Algorithm 1 summarizes the entire optimization process of MCGCN in detail. A mini-batch gradient descent algorithm is employed throughout the training process to optimize the model, which integrates a GCN encoder and decoder along with feature and label MLPs. The graph for each omics dataset is constructed by equation (1). Next, the low-level features are learned through the GCN encoder, and the reconstruction of node attribute and graph structure is achieved through the GCN decoder. After contrastive learning of multi-omics through equations (11) and (13), the clustering labels derived from the high-level features are adjusted using the maximum matching formula in equation (15). Finally, the model is fine-tuned with the modified clustering labels by equation (20). Supplementary Tables S1 and S2 provide the node counts for each layer of MCGCN. And, we give a real example to show the overall data flow in Supplementary Table S3.

Result

On 34 cancer datasets, we compared MCGCN with 14 methods, and the comparison methods included directly clustering and integrating methods, i.e. 2 directly clustering methods (K-means [12] and spectral clustering [13]) and 12 integrating methods (LRAcluser[38], CC [14], PINS [15], MCCA [16], iClusterBayes [17], MOFA [18], IntNMF [19], CIMLR [21], MOCSS[23], SNF [24], SNFCC [25], and NEMO [26]).

Result analysis

The effectiveness of cancer subtyping is evaluated by two metrics, i.e. survival analysis and enrichment analysis on clinical labels. The survival analysis employs the Cox proportional hazards model [39] along with the P-value to assess statistically significant differences in survival profiles across different cancer subtypes.
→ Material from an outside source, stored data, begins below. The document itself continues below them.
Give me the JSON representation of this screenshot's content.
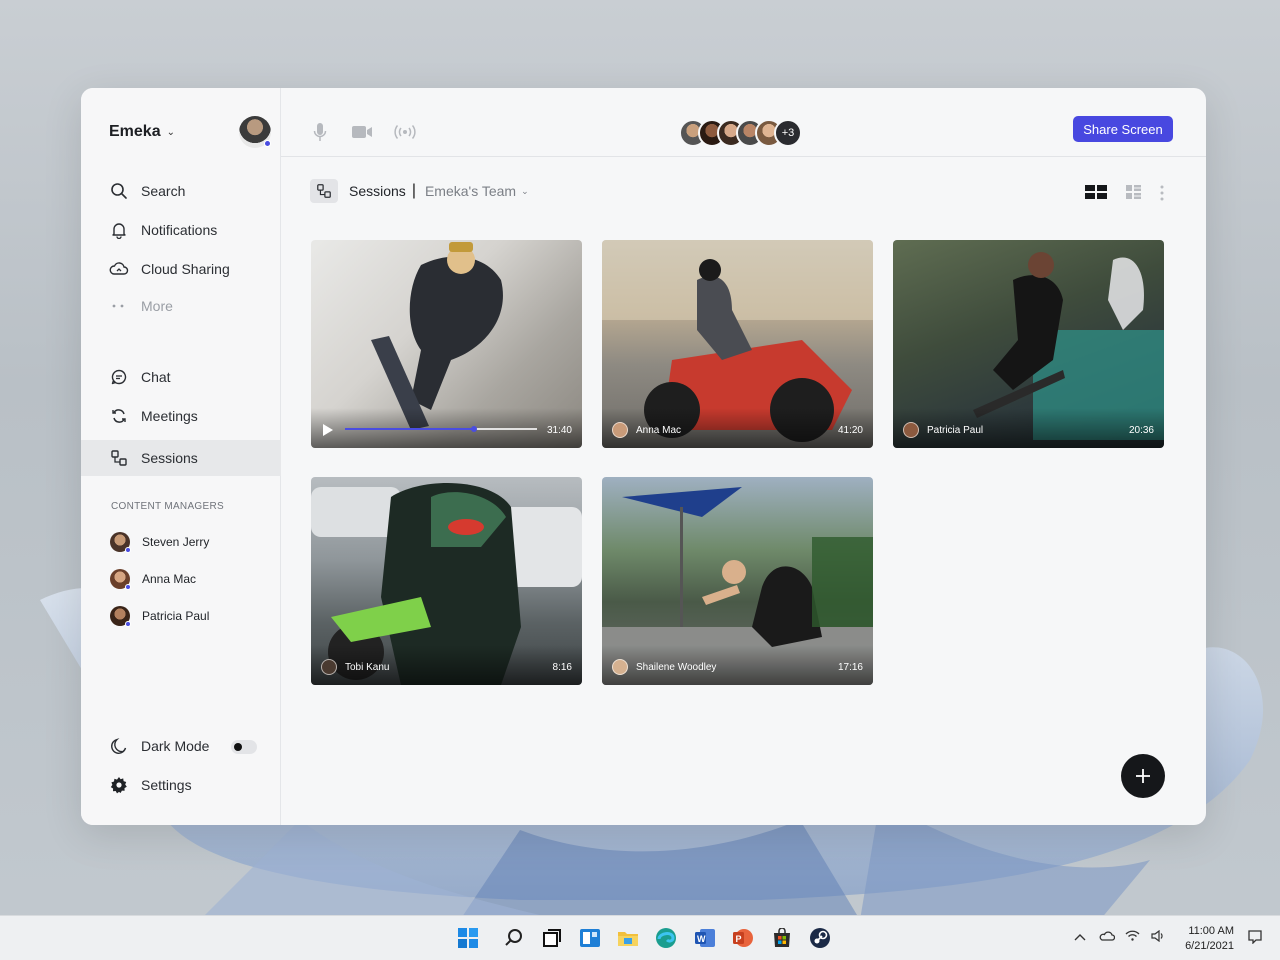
{
  "sidebar": {
    "user_name": "Emeka",
    "nav_primary": [
      {
        "label": "Search",
        "icon": "search-icon"
      },
      {
        "label": "Notifications",
        "icon": "bell-icon"
      },
      {
        "label": "Cloud Sharing",
        "icon": "cloud-sharing-icon"
      },
      {
        "label": "More",
        "icon": "more-dots-icon"
      }
    ],
    "nav_secondary": [
      {
        "label": "Chat",
        "icon": "chat-icon"
      },
      {
        "label": "Meetings",
        "icon": "meetings-icon"
      },
      {
        "label": "Sessions",
        "icon": "sessions-icon",
        "active": true
      }
    ],
    "section_title": "CONTENT MANAGERS",
    "managers": [
      {
        "name": "Steven Jerry"
      },
      {
        "name": "Anna Mac"
      },
      {
        "name": "Patricia Paul"
      }
    ],
    "dark_mode_label": "Dark Mode",
    "dark_mode_on": false,
    "settings_label": "Settings"
  },
  "topbar": {
    "participants_extra": "+3",
    "share_button": "Share Screen"
  },
  "breadcrumb": {
    "current": "Sessions",
    "team": "Emeka's Team"
  },
  "sessions": [
    {
      "name": "",
      "duration": "31:40",
      "playing": true,
      "progress": 0.67
    },
    {
      "name": "Anna Mac",
      "duration": "41:20"
    },
    {
      "name": "Patricia Paul",
      "duration": "20:36"
    },
    {
      "name": "Tobi Kanu",
      "duration": "8:16"
    },
    {
      "name": "Shailene Woodley",
      "duration": "17:16"
    }
  ],
  "taskbar": {
    "time": "11:00 AM",
    "date": "6/21/2021"
  },
  "colors": {
    "accent": "#4848e0",
    "fab": "#15171a"
  }
}
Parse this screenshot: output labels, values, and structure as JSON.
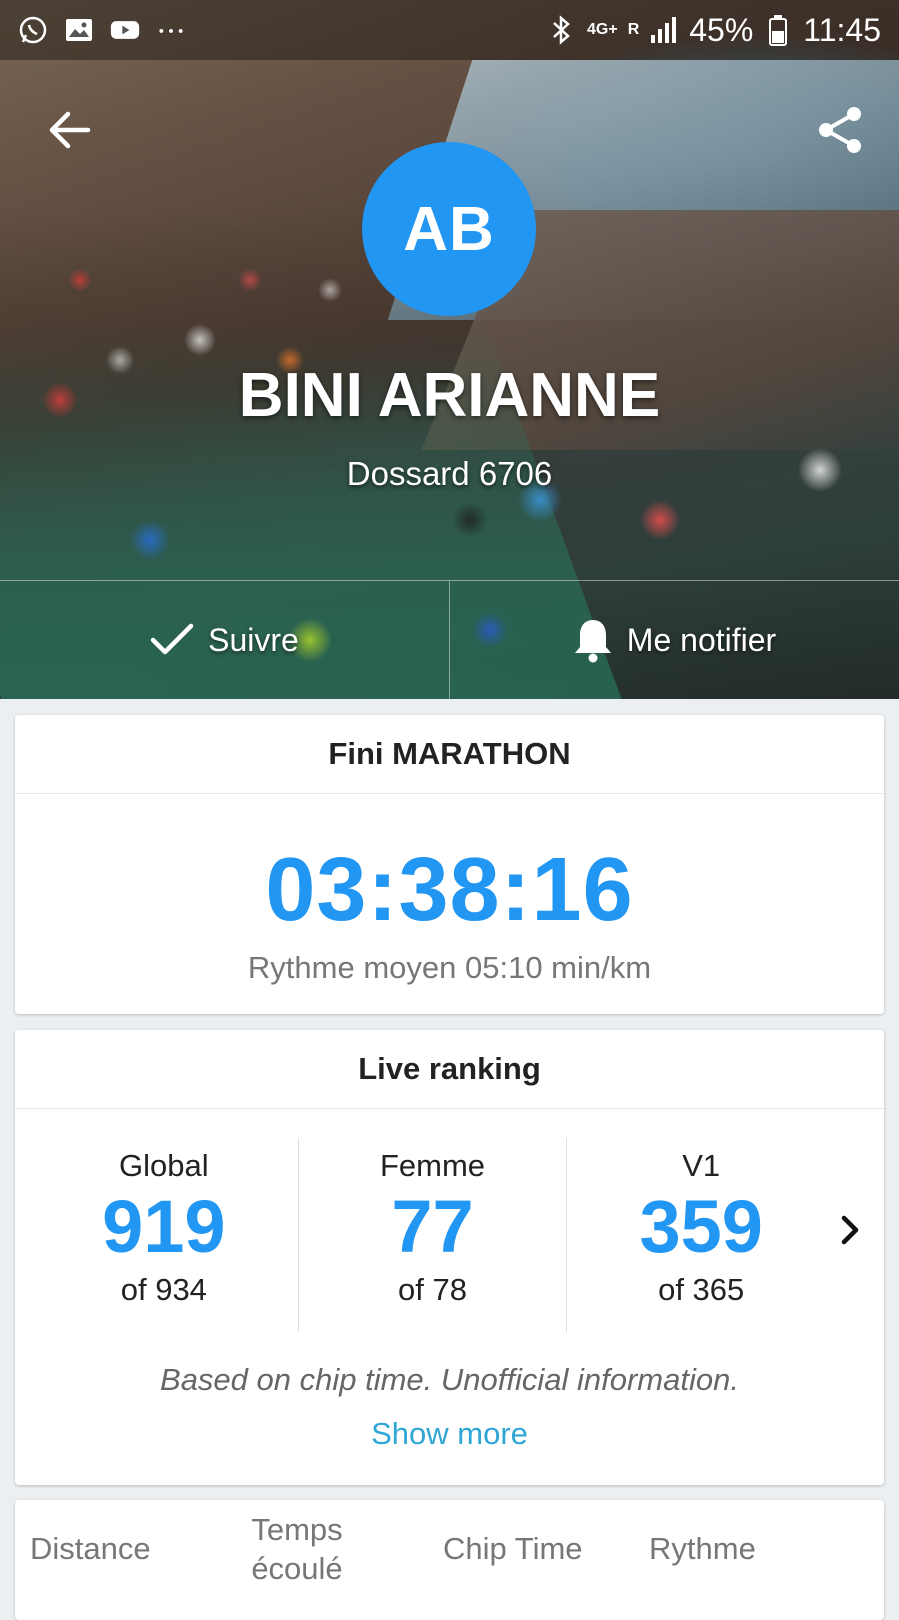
{
  "status_bar": {
    "network": "4G+",
    "roaming": "R",
    "battery": "45%",
    "time": "11:45"
  },
  "header": {
    "avatar_initials": "AB",
    "name": "BINI ARIANNE",
    "bib": "Dossard 6706",
    "follow_label": "Suivre",
    "notify_label": "Me notifier"
  },
  "finish_card": {
    "title": "Fini MARATHON",
    "time": "03:38:16",
    "pace": "Rythme moyen 05:10 min/km"
  },
  "ranking": {
    "title": "Live ranking",
    "columns": [
      {
        "label": "Global",
        "value": "919",
        "of": "of 934"
      },
      {
        "label": "Femme",
        "value": "77",
        "of": "of 78"
      },
      {
        "label": "V1",
        "value": "359",
        "of": "of 365"
      }
    ],
    "disclaimer": "Based on chip time. Unofficial information.",
    "show_more": "Show more"
  },
  "splits": {
    "headers": [
      "Distance",
      "Temps écoulé",
      "Chip Time",
      "Rythme"
    ]
  },
  "colors": {
    "accent": "#2196f3",
    "link": "#2fa6d6"
  }
}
For the enrichment analysis of clinical labels, a standardized set of patient clinical details, including gender and age at diagnosis, is utilized alongside four distinct clinical pathological parameters: overall progression (pathologic stage), lymph node involvement (pathologic N), metastases (pathologic M), and tumor progression (pathologic T), is selected for all cancers. The details of the evaluation metrics are described in Supplementary Text S3. To ensure greater adaptability of our model, the number of clusters is treated as an input parameter. This parameter can be determined automatically or set using prior medical knowledge when available. For automatic determination, we concatenate the low-level features , perform clustering, and calculate the silhouette coefficient for varying cluster numbers. The number of clusters corresponding to the highest silhouette score is selected as the optimal value. The silhouette-based selection process is illustrated in Supplementary Figs S1(c)–S34(c), where we show the line plots of silhouette scores for different numbers of clusters.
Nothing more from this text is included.